Twyford is doing this because all he has is “39.5% of last names in a list of house sales sound Chinese”. He wants it to mean “a lot of houses are bought by overseas Chinese”. But equally, it could mean that Chinese people in Auckland:
- Are new migrants without a house
- Have more money
- Move more frequently
- More likely to be of household-forming age
- More likely to get help from their parents
- More likely to invest in real estate
There’s a long list of possibilities, but in the absence of evidence, that’s all they are: Possibilities. Wanting to believe in one doesn’t make it true.
There are more problems with the list itself:
- Is that one company where Labour got their leaked list from representative of the rest of the market?
- Is that one period (Feb-Apr) representive of the full year (are there seasonal effects)?
- Is that period comparable to previous years?
- If Chinese people are disproportionately engaged in speculation, are they disproportionately selling as well as buying (that’s how speculation works, right?)
But ultimately, these problems only render it unscientific and utterly useless, which is the least of Labour’s problems.
The subtext of this story is that people with Chinese-sounding names are foreigners full of cash who are buying all our houses and chasing hardworking Kiwis out of their homes. This is straight-up scapegoating, placing the blame for a complex, emotive problem at the feet of an ethnic group.
Let’s be grown-ups about this. Twyford can say “we’re not criticising local Chinese” all he likes. Hell, he might as well tell us that some of his best friends are Chinese. But when his headline is screaming “the Chinese are buying all our houses”, when he says a “tsunami” of Chinese money is heading to our shores, it’s clear that he’s blaming Chinese people, and it’s obvious that’s the message that will be received.
Phil Twyford, Labour, and the Herald – you are fueling racial division in this country. You are encouraging people to question whether ethnically Chinese people ought to be able to buy houses. You are saying that people with “Chinese-sounding names” are dangerous foreigners who will destroy the Kiwi way of life with real estate purchases.
You have done this, and you can’t shirk responsibility for your actions by trying to deny what you are doing, as you are doing it.

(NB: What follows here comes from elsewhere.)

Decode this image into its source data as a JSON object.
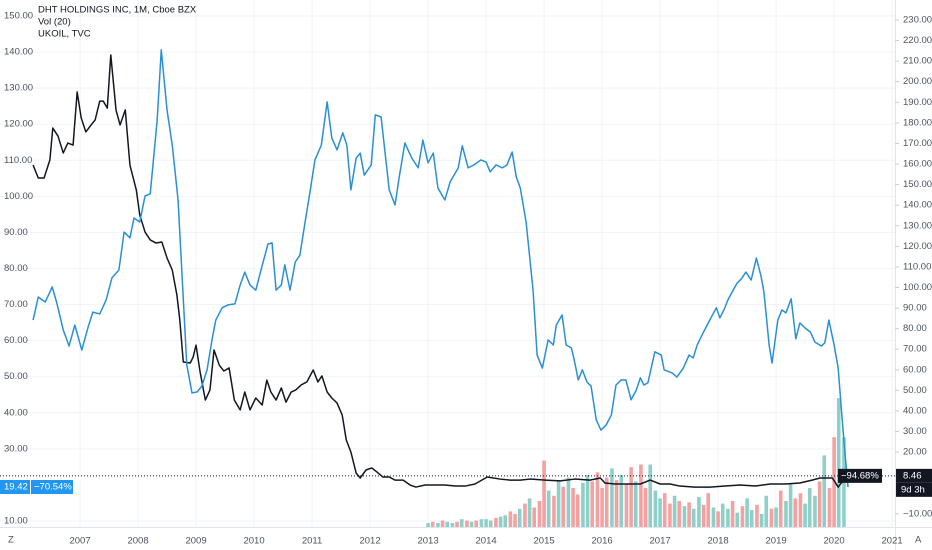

And for what? Look, I agree that hot money is a dangerous thing for a small, open, export-reliant economy. And a tax regime that favours non-productive activities like property speculation is crazy. These are real political issues that I feel strongly about. These are also straightforward problems which any half-competent political party ought to be able to communicate, without using the Yellow Peril as the boogeyman.
This is cynical, reckless dogwhistling. Like Winston Peters, just without the smirk.
Keith Ng runs a data visualisation company and freelances as a data journalist. This post originally appeared on Public Address.
1 If we assumed that the 39.5% figure is accurate and applies to the rest of the 8790 houses sold in Auckland during that period (REINZ figures), then 3500 houses would be sold to people with Chinese-sounding names.
2 If 9% of the Auckland’s population of 1.4m people is Chinese, then there’d be 126,000 Chinese in Auckland.